Entre os sintomas está a presença de lesões avermelhadas na pele, cobertas por escamas esbranquiçadas em áreas como cotovelos, joelhos, couro cabeludo e mãos. Em alguns casos também é possível que a doença cause dor e artrite nas articulações.

A Dra. Sabrina explica que a psoríase pode reduzir drasticamente a qualidade de vida e autoestima de um paciente, de modo a afetar sua vida social e também profissional. Em casos mais avançados da doença, pode ser necessário fazer sessões de fototerapia por ultravioleta e o uso de medicamentos orais ou injetáveis.
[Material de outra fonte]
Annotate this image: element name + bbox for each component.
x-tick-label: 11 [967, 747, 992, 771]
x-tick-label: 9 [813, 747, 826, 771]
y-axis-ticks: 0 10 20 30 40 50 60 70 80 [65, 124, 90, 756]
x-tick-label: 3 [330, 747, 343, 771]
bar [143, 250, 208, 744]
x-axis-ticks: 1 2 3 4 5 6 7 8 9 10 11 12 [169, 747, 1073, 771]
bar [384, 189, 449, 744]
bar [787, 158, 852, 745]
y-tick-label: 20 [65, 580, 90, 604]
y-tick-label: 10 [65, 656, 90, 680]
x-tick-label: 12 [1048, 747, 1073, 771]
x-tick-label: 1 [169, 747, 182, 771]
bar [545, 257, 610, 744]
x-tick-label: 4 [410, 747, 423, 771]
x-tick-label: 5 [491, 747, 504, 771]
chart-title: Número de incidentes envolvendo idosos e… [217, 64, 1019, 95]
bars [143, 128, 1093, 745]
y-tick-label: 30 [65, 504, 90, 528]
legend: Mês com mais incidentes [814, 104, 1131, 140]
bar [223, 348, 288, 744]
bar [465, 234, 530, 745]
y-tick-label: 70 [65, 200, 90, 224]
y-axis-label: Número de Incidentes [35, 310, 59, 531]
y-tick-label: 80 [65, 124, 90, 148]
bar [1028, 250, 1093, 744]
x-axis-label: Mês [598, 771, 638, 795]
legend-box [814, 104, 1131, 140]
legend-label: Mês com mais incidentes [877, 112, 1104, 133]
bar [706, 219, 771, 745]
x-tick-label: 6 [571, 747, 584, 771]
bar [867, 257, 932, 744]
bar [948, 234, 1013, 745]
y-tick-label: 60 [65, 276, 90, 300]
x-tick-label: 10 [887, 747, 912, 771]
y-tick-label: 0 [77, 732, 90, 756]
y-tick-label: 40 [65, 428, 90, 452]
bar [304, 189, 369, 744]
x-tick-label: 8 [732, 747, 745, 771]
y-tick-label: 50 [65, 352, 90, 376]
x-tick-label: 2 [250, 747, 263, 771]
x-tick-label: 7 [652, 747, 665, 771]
Medidas para conter crises


De qualquer forma, é possível criar hábitos e ter alguns cuidados com a pele para que crises sejam evitadas. Reunimos 8 maneiras importantes de prevenção:

Banho


O ideal é que o banho seja rápido, não ultrapassando 10 minutos, com água morna, nunca muito quente. O sabonete deve apresentar pH neutro e ser glicerinado. Já o uso de buchas não é indicado, uma vez que pode agredir a pele. Para se secar, opte por toalhas macias e não “esfregue”, principalmente nas áreas lesionadas.

Hidratação


Hidratar a pele é fundamental para quem tem psoríase, principalmente nas regiões onde existem mais lesões. Uma dica para aumentar a ação do hidratante é aplicá-lo logo após o banho, quando os poros estão mais dilatados. Para reduzir o risco de alergias, prefira os produtos sem perfume ou cor. Evite também cremes e loções que possuam ureia em sua formulação, uma vez que o ativo pode irritar as áreas da pele em processo de cicatrização.

Esfoliação


Não é recomendado que pacientes com psoríase façam esfoliações. O ato pode lesionar a pele, desencadeando uma nova crise.

Exposição ao sol


Os raios solares atuam como anti-inflamatório sobre as lesões. Para aproveitar esse benefício a pessoa deve tomar de sol até às 10h ou após as 16h. E apenas cerca de 10 a 15 minutos ao dia. Depois do banho de sol é necessário que se aplique hidratante para evitar o ressecamento da pele.

Depilação

A depilação pede atenção especial. Quando a psoríase está controlada e a pele livre de lesões, qualquer método de depilação, seja com lâmina, cera ou a laser, pode ser usado – desde que não irrite sua pele. Por outro lado, se a pele estiver inflamada, o recomendado é trata-la antes de realizar qualquer tipo de depilação para que o quadro não se agrave.

Vestuário


Prefira as roupas mais soltas e de tecidos naturais, como algodão, linho e seda, que permitam que a pele respire, além de impedir a proliferação de bactérias e fungos.

Cosméticos

Antes de utilizar qualquer produto ou realizar qualquer procedimento estético é necessário que você consulte antes um dermatologista. É preciso ter cautela com as substâncias que serão aplicadas nas regiões que apresentam lesão para não piorar o quadro.

Tatuagem e piercing

É possível que os traumas na pele causados por uma tatuagem ou um piercing desencadeiem o aparecimento de lesões. Não é algo certeiro, mas existe uma grande probabilidade, cabe ao paciente escolher se vai arriscar ou não.